My grandfather’s humor was subtle but ubiquitous. Toward the end of his life, when he was thin and slowed by strokes, his mind never quit churning out humor. He was never any bigger than 5’5” if I recall correctly, but as he got older he was closer to 5’2” – a bald, Japanese comedian, hunched over and grinning at every joke his hearing aids allowed him to hear. His name was Mikiri, but everyone called him Mickey, like the mouse.
I flew back from Argentina in September of 2006 to attend my grandpa’s funeral. When I gave my eulogy I recalled the last time I spoke to him. I was in my prison-like dormitory room in Buenos Aires talking to family members on the phone when they put grandpa on the horn. For as long as I can remember, he couldn’t hear anything over the phone and had mastered the timing of intermittently saying “yeah” or “okay” to give the impression of reciprocal conversation. But he caught me off guard when he turned the tables on me.
“What are you doing?” he asked me.
I hadn’t planned on him breaking the pattern of yeahs and okays.

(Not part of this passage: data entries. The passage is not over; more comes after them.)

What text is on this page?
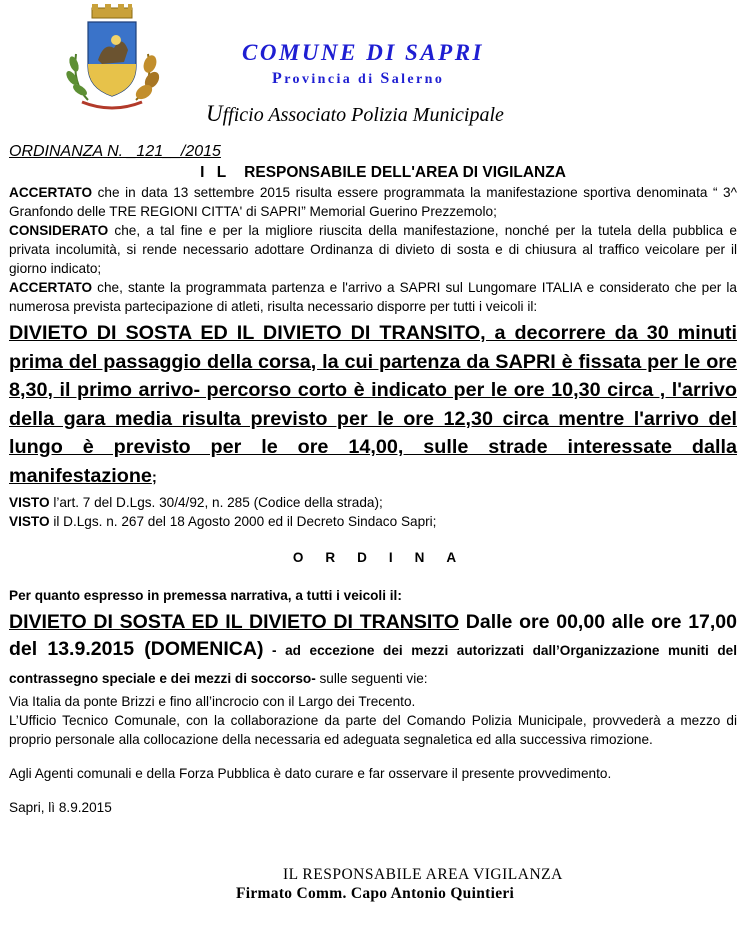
COMUNE DI SAPRI
Provincia di Salerno
Ufficio Associato Polizia Municipale
ORDINANZA N. _121__/2015
I L RESPONSABILE DELL'AREA DI VIGILANZA

ACCERTATO che in data 13 settembre 2015 risulta essere programmata la manifestazione sportiva denominata “ 3^ Granfondo delle TRE REGIONI CITTA' di SAPRI” Memorial Guerino Prezzemolo;

CONSIDERATO che, a tal fine e per la migliore riuscita della manifestazione, nonché per la tutela della pubblica e privata incolumità, si rende necessario adottare Ordinanza di divieto di sosta e di chiusura al traffico veicolare per il giorno indicato;

ACCERTATO che, stante la programmata partenza e l'arrivo a SAPRI sul Lungomare ITALIA e considerato che per la numerosa prevista partecipazione di atleti, risulta necessario disporre per tutti i veicoli il:

DIVIETO DI SOSTA ED IL DIVIETO DI TRANSITO, a decorrere da 30 minuti prima del passaggio della corsa, la cui partenza da SAPRI è fissata per le ore 8,30, il primo arrivo- percorso corto è indicato per le ore 10,30 circa , l'arrivo della gara media risulta previsto per le ore 12,30 circa mentre l'arrivo del lungo è previsto per le ore 14,00, sulle strade interessate dalla manifestazione;

VISTO l’art. 7 del D.Lgs. 30/4/92, n. 285 (Codice della strada);

VISTO il D.Lgs. n. 267 del 18 Agosto 2000 ed il Decreto Sindaco Sapri;

ORDINA

Per quanto espresso in premessa narrativa, a tutti i veicoli il:

DIVIETO DI SOSTA ED IL DIVIETO DI TRANSITO Dalle ore 00,00 alle ore 17,00 del 13.9.2015 (DOMENICA) - ad eccezione dei mezzi autorizzati dall’Organizzazione muniti del contrassegno speciale e dei mezzi di soccorso- sulle seguenti vie:

Via Italia da ponte Brizzi e fino all’incrocio con il Largo dei Trecento.

L’Ufficio Tecnico Comunale, con la collaborazione da parte del Comando Polizia Municipale, provvederà a mezzo di proprio personale alla collocazione della necessaria ed adeguata segnaletica ed alla successiva rimozione.

Agli Agenti comunali e della Forza Pubblica è dato curare e far osservare il presente provvedimento.

Sapri, lì 8.9.2015

IL RESPONSABILE AREA VIGILANZA
Firmato Comm. Capo Antonio Quintieri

“Um, I don’t know, nothing I guess,” I said.
“Maybe you should study.”
“Yeah, I think so,” I said.
It was a valid recommendation, no doubt, but clearly a gentle stab at my apparent lack of productivity. At the point of our last conversation, he was alternating between bed-ridden and mostly inactive, but his sense of humor was still there. It was always there. After all, he was born on April Fool’s Day.